Quando o Uber sabe mais da sua vida amorosa que você

Tem momentos em que a tecnologia resolve ser terapeuta involuntária e entrega a verdade sem anestesia. A situação inteira parece um episódio premium de reality show urbano, onde o aplicativo vira testemunha ocular e o ciúme ganha GPS. O detalhe do motorista com tatuagem vira laudo técnico, quase um boletim de ocorrência emocional. A confiança vai embora mais rápido que corrida em tarifa dinâmica, enquanto a imaginação completa o resto do roteiro com uma criatividade que nem roteirista de novela das nove consegue acompanhar. No fim, a frase carinhosa pesa mais do que qualquer explicação lógica, porque certas palavras têm o poder de transformar paranoia em certeza absoluta.

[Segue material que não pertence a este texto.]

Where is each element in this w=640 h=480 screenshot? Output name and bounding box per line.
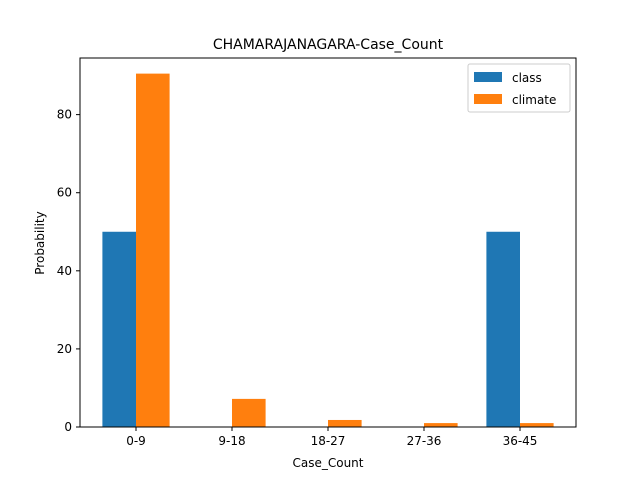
- legend: class climate: [467, 63, 571, 113]
- bar-climate-27-36: [424, 423, 458, 427]
- x-tick-label: 0-9: [126, 434, 146, 448]
- y-tick-label: 80: [57, 108, 72, 122]
- y-tick-label: 60: [57, 186, 72, 200]
- bar-climate-36-45: [520, 423, 554, 427]
- x-axis-label: Case_Count: [292, 456, 363, 470]
- bar-climate-9-18: [232, 398, 266, 427]
- chart-title: CHAMARAJANAGARA-Case_Count: [213, 37, 444, 53]
- y-tick-label: 20: [57, 342, 72, 356]
- x-tick-label: 36-45: [503, 434, 538, 448]
- bar-climate-18-27: [328, 419, 362, 427]
- legend-label-climate: climate: [512, 93, 556, 107]
- x-tick-label: 18-27: [311, 434, 346, 448]
- axes-layer: 0-9 9-18 18-27 27-36 36-45 0 20 40 60 80: [57, 108, 538, 448]
- plot-frame: [79, 57, 577, 428]
- y-tick-label: 0: [64, 420, 72, 434]
- bar-climate-0-9: [136, 73, 170, 427]
- bar-class-36-45: [486, 231, 520, 427]
- x-tick-label: 9-18: [218, 434, 245, 448]
- bars-layer: [102, 73, 554, 427]
- bar-class-0-9: [102, 231, 136, 427]
- legend-swatch-class: [474, 72, 502, 82]
- y-axis-label: Probability: [33, 211, 47, 274]
- y-tick-label: 40: [57, 264, 72, 278]
- x-tick-label: 27-36: [407, 434, 442, 448]
- legend-swatch-climate: [474, 94, 502, 104]
- legend-label-class: class: [512, 71, 542, 85]
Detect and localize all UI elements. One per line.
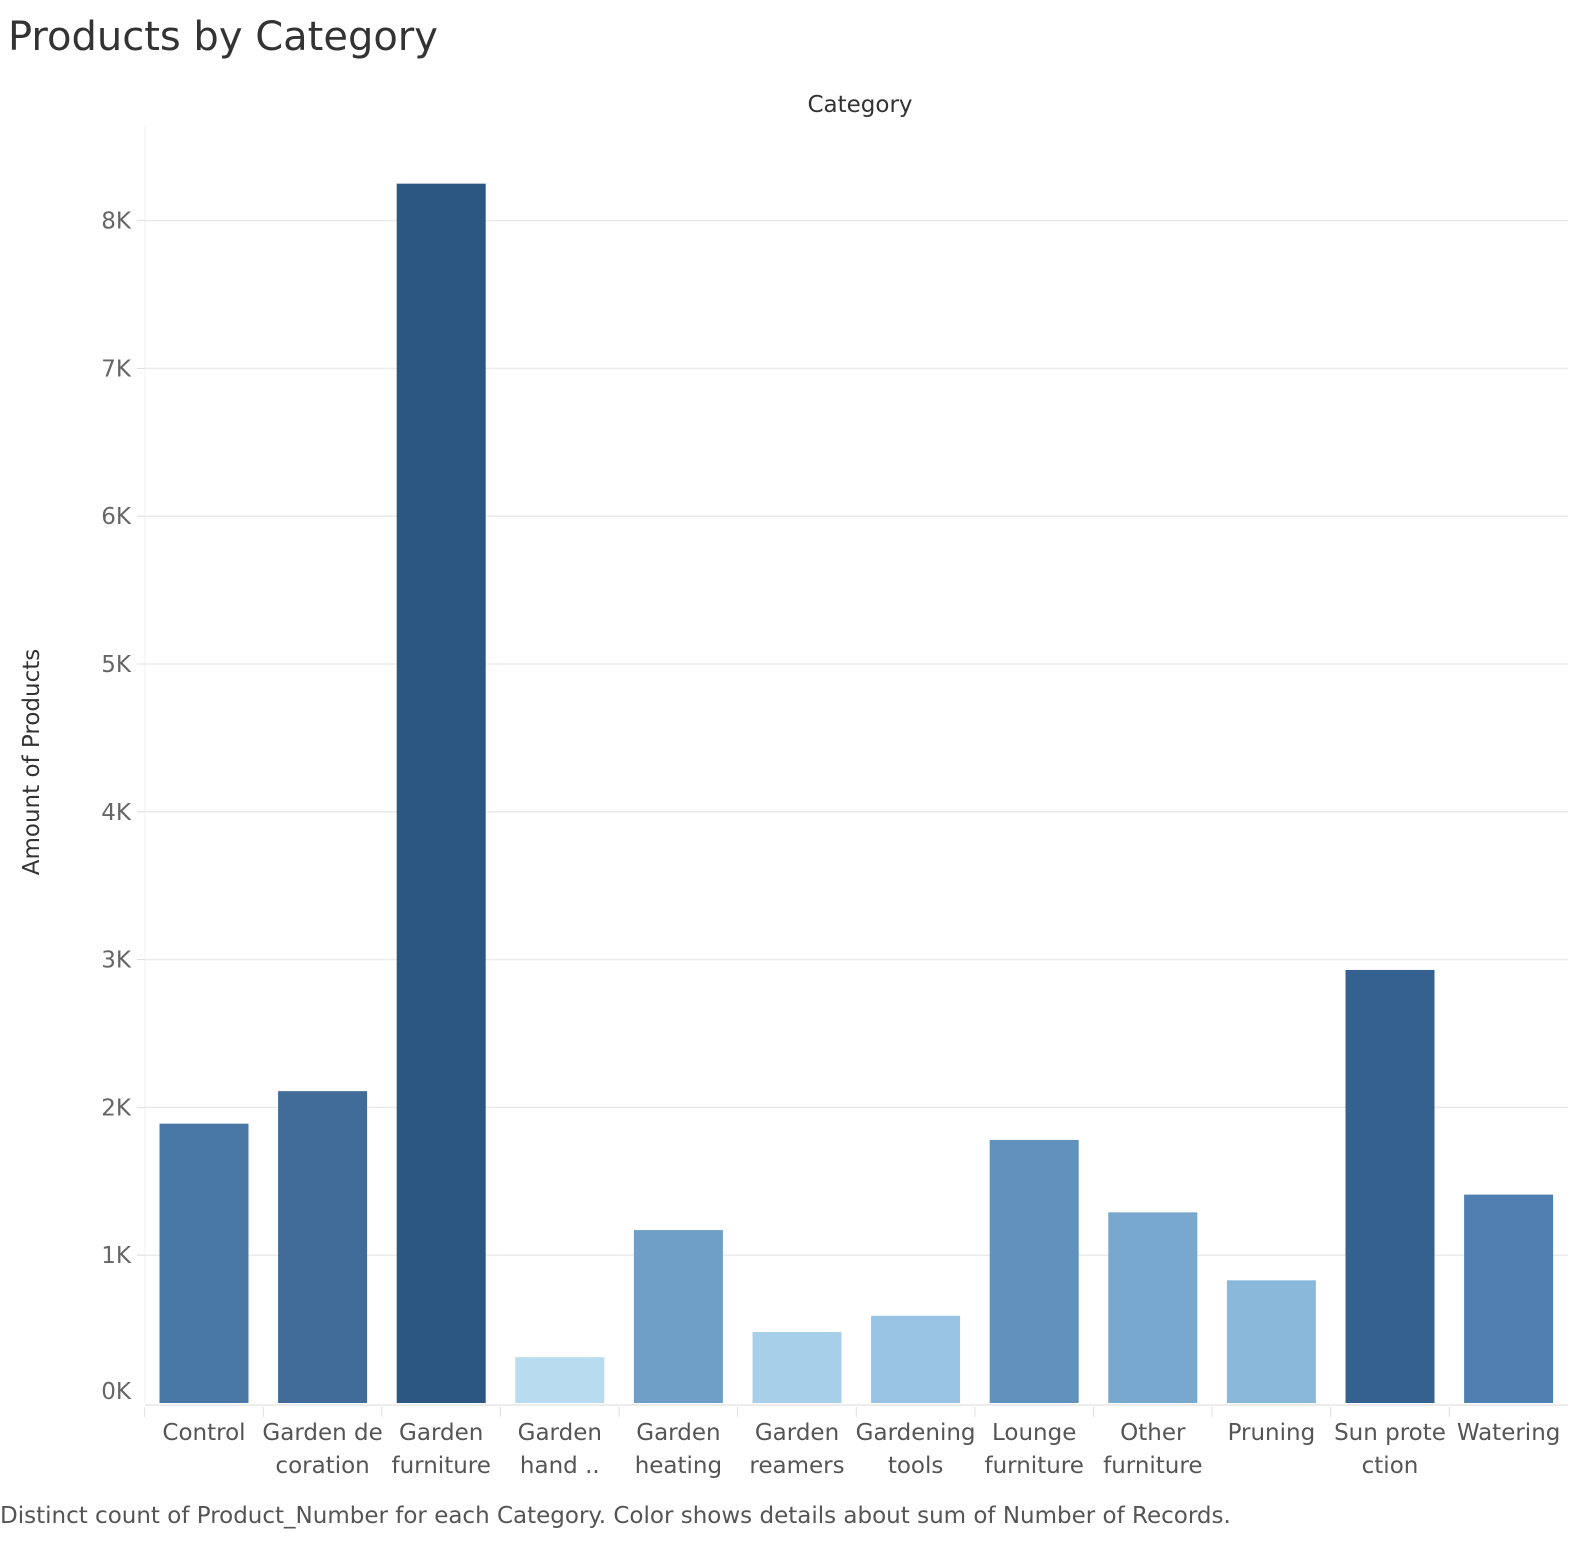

O humor surge exatamente no exagero da leitura de sinais. Um trajeto comum vira prova irrefutável, o algoritmo vira cúmplice e o celular passa a ser inimigo íntimo. É a era em que o amor depende de notificações e o coração aprende a interpretar detalhes como se fossem mensagens criptografadas. O brasileiro, claro, responde com ironia e resignação, porque rir é mais barato do que terapia e dói menos do que discutir tarifa mínima. No fundo, fica a lição de que aplicativo nenhum está preparado para lidar com insegurança humana, e que às vezes o problema não é o destino da corrida, mas a imaginação que pegou o volante e acelerou sem freio.